The flash chip consists of 4,096 sectors, with each sector spanning 4,096 addresses (16³). We reserve Sector 1 for metadata, as data can only be erased one sector at a time.

Metadata Layout

Address Range	Function
0x000000 (1 byte)	0x01: Post-launch mode active, 0x00: Normal mode
0x000001 – 0x000005 (4 bytes)	Stores the address of "sacred" data (protected launch data)

Excluding metadata, 15.9959MB remains available, reducing storage by only **~1 second**.

Writing Strategy

Sensor Data Handling

Each sensor data handler writes to a global data saver that manages flash storage.
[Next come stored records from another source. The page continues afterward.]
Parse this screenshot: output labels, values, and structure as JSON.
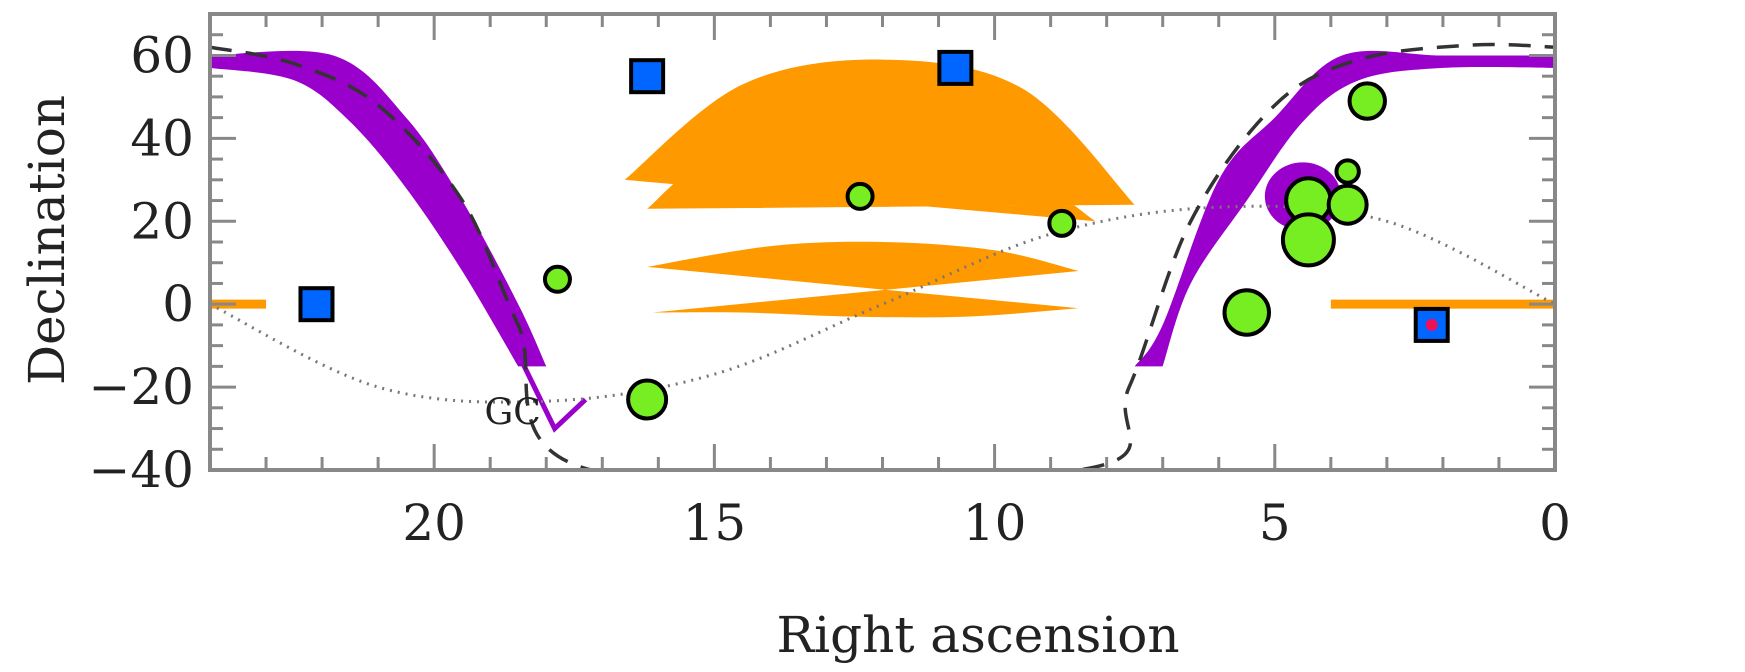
{
  "chart_data": {
    "type": "scatter",
    "xlabel": "Right ascension",
    "ylabel": "Declination",
    "xlim": [
      24,
      0
    ],
    "ylim": [
      -40,
      70
    ],
    "x_reversed": true,
    "x_ticks": [
      20,
      15,
      10,
      5,
      0
    ],
    "y_ticks": [
      60,
      40,
      20,
      0,
      -20,
      -40
    ],
    "grid": false,
    "annotations": [
      {
        "text": "GC",
        "x": 18.6,
        "y": -29
      }
    ],
    "colors": {
      "purple": "#9900cc",
      "orange": "#ff9900",
      "green": "#77ee22",
      "blue": "#0066ff",
      "red": "#ee1155",
      "dash": "#333333",
      "dotted": "#777777",
      "frame": "#888888"
    },
    "galactic_plane_curve": [
      [
        24,
        62
      ],
      [
        22.5,
        58
      ],
      [
        21,
        48
      ],
      [
        19.5,
        25
      ],
      [
        18.5,
        -5
      ],
      [
        17.2,
        -40
      ],
      [
        8.5,
        -40
      ],
      [
        7.6,
        -20
      ],
      [
        6.5,
        20
      ],
      [
        5,
        48
      ],
      [
        3.5,
        59
      ],
      [
        1.5,
        62.5
      ],
      [
        0,
        62
      ]
    ],
    "ecliptic_curve": [
      [
        24,
        0
      ],
      [
        21,
        -20
      ],
      [
        18,
        -23.4
      ],
      [
        15,
        -16.9
      ],
      [
        12,
        0
      ],
      [
        9,
        16.9
      ],
      [
        6,
        23.4
      ],
      [
        3,
        20
      ],
      [
        0,
        0
      ]
    ],
    "purple_band_left": {
      "upper": [
        [
          24,
          60
        ],
        [
          21.8,
          60
        ],
        [
          20.5,
          45
        ],
        [
          19.5,
          25
        ],
        [
          18.5,
          0
        ],
        [
          18,
          -15
        ]
      ],
      "lower": [
        [
          24,
          57
        ],
        [
          22.5,
          54
        ],
        [
          21.5,
          44
        ],
        [
          20.5,
          28
        ],
        [
          19.5,
          8
        ],
        [
          18.5,
          -15
        ]
      ]
    },
    "purple_band_right": {
      "upper": [
        [
          0,
          60
        ],
        [
          2,
          60
        ],
        [
          3.8,
          60
        ],
        [
          5,
          45
        ],
        [
          6,
          30
        ],
        [
          7,
          -5
        ],
        [
          7.5,
          -15
        ]
      ],
      "lower": [
        [
          0,
          57
        ],
        [
          2,
          57
        ],
        [
          3.5,
          54
        ],
        [
          4.5,
          44
        ],
        [
          5.5,
          25
        ],
        [
          6.5,
          5
        ],
        [
          7,
          -15
        ]
      ]
    },
    "orange_upper_band": {
      "outer": [
        [
          16.6,
          30
        ],
        [
          14.5,
          53
        ],
        [
          12,
          59
        ],
        [
          9.5,
          52
        ],
        [
          7.5,
          24
        ]
      ],
      "inner": [
        [
          8.2,
          20
        ],
        [
          10.2,
          38
        ],
        [
          12.5,
          40
        ],
        [
          15,
          35
        ],
        [
          16.2,
          23
        ]
      ]
    },
    "orange_lower_band": {
      "top": [
        [
          16.2,
          9
        ],
        [
          14,
          14
        ],
        [
          12,
          15
        ],
        [
          10,
          13
        ],
        [
          8.5,
          8
        ]
      ],
      "bottom": [
        [
          8.5,
          -1
        ],
        [
          10.5,
          -3
        ],
        [
          12.5,
          -3
        ],
        [
          14.5,
          -2
        ],
        [
          16.1,
          -2
        ]
      ]
    },
    "orange_lines": [
      {
        "x1": 24,
        "x2": 23,
        "y": 0
      },
      {
        "x1": 4,
        "x2": 0,
        "y": 0
      }
    ],
    "series": [
      {
        "marker": "circle",
        "points": [
          {
            "x": 17.8,
            "y": 6,
            "size": 1
          },
          {
            "x": 16.2,
            "y": -23,
            "size": 2
          },
          {
            "x": 12.4,
            "y": 26,
            "size": 1
          },
          {
            "x": 8.8,
            "y": 19.5,
            "size": 1
          },
          {
            "x": 5.5,
            "y": -2,
            "size": 2.5
          },
          {
            "x": 4.4,
            "y": 25,
            "size": 2.5
          },
          {
            "x": 4.4,
            "y": 15.5,
            "size": 3
          },
          {
            "x": 3.7,
            "y": 24,
            "size": 2
          },
          {
            "x": 3.7,
            "y": 32,
            "size": 0.8
          },
          {
            "x": 3.35,
            "y": 49,
            "size": 1.8
          }
        ]
      },
      {
        "marker": "square",
        "points": [
          {
            "x": 22.1,
            "y": 0
          },
          {
            "x": 16.2,
            "y": 55
          },
          {
            "x": 10.7,
            "y": 57
          },
          {
            "x": 2.2,
            "y": -5
          }
        ]
      }
    ],
    "purple_blob": {
      "x": 4.5,
      "y": 26
    },
    "red_dot": {
      "x": 2.2,
      "y": -5
    }
  }
}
Each handler can configure its save rate based on the table in Fig. 1.

• Each data point requires 5 bytes:
  
  • 1 byte: Label
    
  • 4 bytes: Data (float or uint32_t)
    
• Example: Z-acceleration (0x02 label)
  

Byte5 Data Format

The Byte5 format ensures flexible and efficient storage:

• 1st byte: uint8_t enum (identifies data type)
  
• Next 4 bytes: float or uint32_t
  

To optimize performance, data is buffered in RAM and written one full 256-byte page at a time, reducing write cycles.
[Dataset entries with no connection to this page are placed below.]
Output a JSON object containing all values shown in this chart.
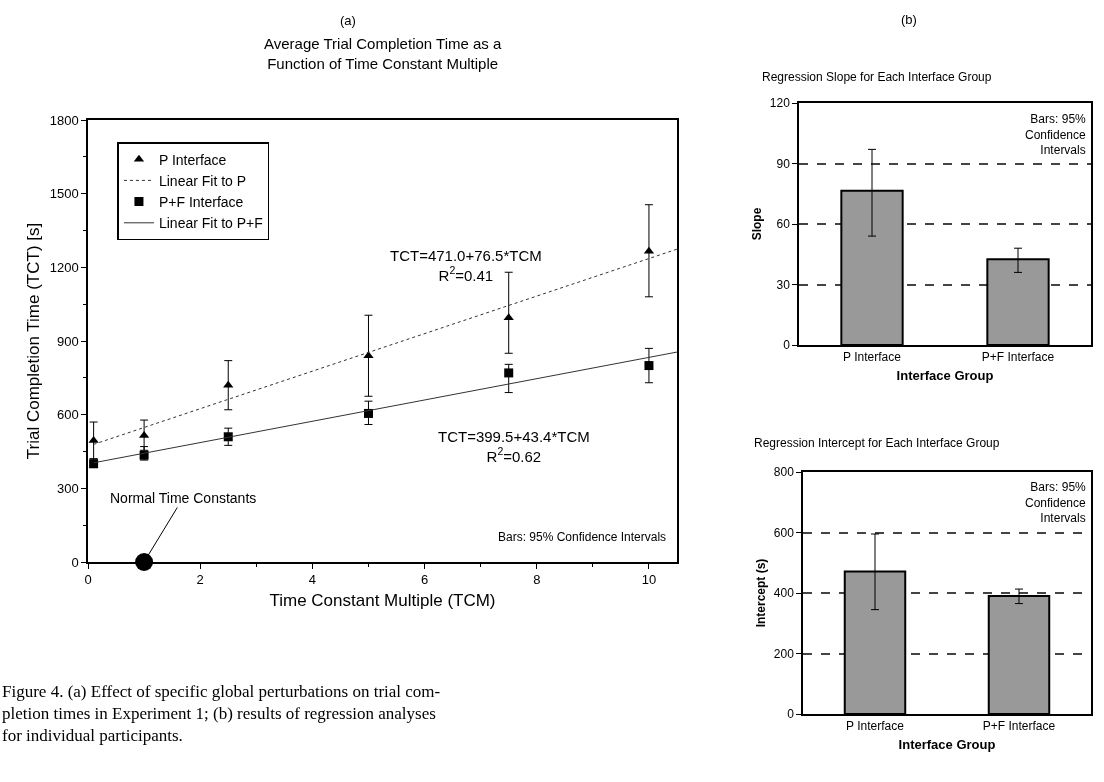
{
  "chart_data": [
    {
      "type": "scatter",
      "title": "Average Trial Completion Time as a\nFunction of Time Constant Multiple",
      "xlabel": "Time Constant Multiple (TCM)",
      "ylabel": "Trial Completion Time (TCT) [s]",
      "xlim": [
        0,
        10.5
      ],
      "xticks": [
        0,
        2,
        4,
        6,
        8,
        10
      ],
      "ylim": [
        0,
        1800
      ],
      "yticks": [
        0,
        300,
        600,
        900,
        1200,
        1500,
        1800
      ],
      "grid": false,
      "legend": "top left",
      "series": [
        {
          "name": "P Interface",
          "type": "scatter",
          "marker": "triangle",
          "color": "#000000",
          "x": [
            0.1,
            1,
            2.5,
            5,
            7.5,
            10
          ],
          "values": [
            495,
            515,
            720,
            840,
            995,
            1265
          ],
          "errors": [
            [
              420,
              570
            ],
            [
              455,
              578
            ],
            [
              620,
              820
            ],
            [
              675,
              1005
            ],
            [
              850,
              1180
            ],
            [
              1080,
              1455
            ]
          ]
        },
        {
          "name": "Linear Fit to P",
          "type": "line",
          "line_style": "dotted",
          "color": "#333333",
          "x": [
            0.1,
            10.5
          ],
          "values": [
            479,
            1274
          ]
        },
        {
          "name": "P+F Interface",
          "type": "scatter",
          "marker": "square",
          "color": "#000000",
          "x": [
            0.1,
            1,
            2.5,
            5,
            7.5,
            10
          ],
          "values": [
            400,
            435,
            510,
            605,
            770,
            800
          ],
          "errors": [
            [
              385,
              420
            ],
            [
              415,
              470
            ],
            [
              475,
              545
            ],
            [
              560,
              655
            ],
            [
              690,
              805
            ],
            [
              730,
              870
            ]
          ]
        },
        {
          "name": "Linear Fit to P+F",
          "type": "line",
          "line_style": "solid",
          "color": "#333333",
          "x": [
            0.1,
            10.5
          ],
          "values": [
            404,
            855
          ]
        },
        {
          "type": "scatter",
          "marker": "circle",
          "color": "#000000",
          "x": [
            1
          ],
          "values": [
            0
          ]
        }
      ],
      "annotations": [
        "TCT=471.0+76.5*TCM\nR$^{2}$=0.41",
        "TCT=399.5+43.4*TCM\nR$^{2}$=0.62",
        {
          "text": "Normal Time Constants",
          "x": 1,
          "y": 0
        },
        "Bars: 95% Confidence Intervals",
        "(a)",
        "Figure 4. (a) Effect of specific global perturbations on trial com-\npletion times in Experiment 1; (b) results of regression analyses\nfor individual participants."
      ]
    },
    {
      "type": "bar",
      "title": "Regression Slope for Each Interface Group",
      "xlabel": "Interface Group",
      "ylabel": "Slope",
      "categories": [
        "P Interface",
        "P+F Interface"
      ],
      "values": [
        76.5,
        42.5
      ],
      "errors": [
        [
          54,
          97
        ],
        [
          36,
          48
        ]
      ],
      "color": "#999999",
      "ylim": [
        0,
        120
      ],
      "yticks": [
        0,
        30,
        60,
        90,
        120
      ],
      "grid": "y",
      "annotations": [
        "Bars: 95%\nConfidence\nIntervals",
        "(b)"
      ]
    },
    {
      "type": "bar",
      "title": "Regression Intercept for Each Interface Group",
      "xlabel": "Interface Group",
      "ylabel": "Intercept (s)",
      "categories": [
        "P Interface",
        "P+F Interface"
      ],
      "values": [
        471,
        390
      ],
      "errors": [
        [
          345,
          595
        ],
        [
          365,
          413
        ]
      ],
      "color": "#999999",
      "ylim": [
        0,
        800
      ],
      "yticks": [
        0,
        200,
        400,
        600,
        800
      ],
      "grid": "y",
      "annotations": [
        "Bars: 95%\nConfidence\nIntervals"
      ]
    }
  ]
}
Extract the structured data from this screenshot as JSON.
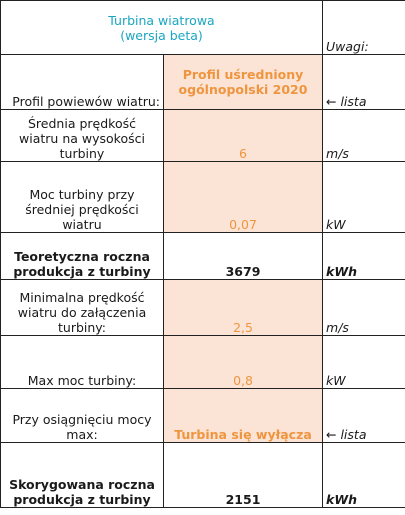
{
  "header": {
    "title_line1": "Turbina wiatrowa",
    "title_line2": "(wersja beta)",
    "notes_label": "Uwagi:"
  },
  "rows": {
    "wind_profile": {
      "label": "Profil powiewów wiatru:",
      "value_line1": "Profil uśredniony",
      "value_line2": "ogólnopolski 2020",
      "note": "← lista"
    },
    "avg_wind_speed": {
      "label_line1": "Średnia prędkość",
      "label_line2": "wiatru na wysokości",
      "label_line3": "turbiny",
      "value": "6",
      "unit": "m/s"
    },
    "turbine_power": {
      "label_line1": "Moc turbiny przy",
      "label_line2": "średniej prędkości",
      "label_line3": "wiatru",
      "value": "0,07",
      "unit": "kW"
    },
    "theoretical_output": {
      "label_line1": "Teoretyczna roczna",
      "label_line2": "produkcja z turbiny",
      "value": "3679",
      "unit": "kWh"
    },
    "min_wind_speed": {
      "label_line1": "Minimalna prędkość",
      "label_line2": "wiatru do załączenia",
      "label_line3": "turbiny:",
      "value": "2,5",
      "unit": "m/s"
    },
    "max_power": {
      "label": "Max moc turbiny:",
      "value": "0,8",
      "unit": "kW"
    },
    "at_max_power": {
      "label_line1": "Przy osiągnięciu mocy",
      "label_line2": "max:",
      "value": "Turbina się wyłącza",
      "note": "← lista"
    },
    "corrected_output": {
      "label_line1": "Skorygowana roczna",
      "label_line2": "produkcja z turbiny",
      "value": "2151",
      "unit": "kWh"
    }
  }
}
Byte5 Data Breakdown (Per 256-Byte Page)

Data	Labels	Padding	Bytes per Page
204	51	1	256

This results in 20.3% storage waste, balancing efficiency and flexibility.

Data Save Rates (Byte5 Format)

Data Stream	Bytes per Save	Saves per Second (Hz)	Total Bytes per Second
Altitude	5	100	500
Acceleration (x, y, z)	15	100	1500
Gyroscope (x, y, z)	15	100	1500
Temperature	5	1	5
Magnetometer (x, y, z)	15	1	15
Flight Status	5	10	50
Timestamp	5	100	500
Super Loop Rate	5	1	5
Flight ID	5	1	5
Total	-	-	4080 bytes/sec

At 4,080 bytes/sec, storage lasts 3,921 seconds (~65 minutes)**—sufficient for a **5-minute launch.

Alternative Approach: 64-Byte Chunks

A 64-byte chunk method was considered to eliminate padding and labels by storing fixed-size blocks. This would perfectly align with 256-byte flash pages.

Proposed 64-Byte Data Chunk

Data Type	Bytes
Acceleration (x, y, z)	12
Gyroscope (x, y, z)	12
Magnetometer (x, y, z)	12
Altitude	4
Pressure	8
Temperature (LSM6DSOX)	4
Temperature (BMP390)	4
Timestamp	4
Flag	4
Total	64

Why We Rejected the 64-Byte Chunk Method

1. Forced Uniform Save Rates
   
   • Data that doesn’t change frequently (e.g., temperature, magnetometer) is saved at 100Hz, wasting 24 bytes per chunk (or 96 bytes per page).
     
   • This results in 37.5% storage waste, compared to 20.3% with Byte5.
     
2. No Flexibility for New Metrics
   
   • Cannot add new debug data without removing an existing field.
     
3. Byte5 Allows Dynamic Data Logging
   
   • Byte5 enables variable save rates, reducing wasted space.
     
   • If we later need 64-byte chunks at 100Hz, we can revisit this method.
     

Post-Launch Data Protection

To avoid losing launch data due to circular buffering, we implement a post-launch mode:

1. Launch Detection
   
   • When launch occurs, the system marks the current data address as the start of "sacred" data.
     
2. Protecting Critical Post-Launch Data
   
   • New data cannot overwrite launch data. Only the next hour of data is recorded.
     
3. Metadata Persistence
   
   • A post-launch mode flag is stored in metadata to prevent overwriting on reboot.
     

Summary

• Byte5 format provides flexibility & reduced waste.
  
• 64-byte chunks force unnecessary data logging and are less adaptable.
  
• Post-launch mode ensures we retain the most valuable flight data.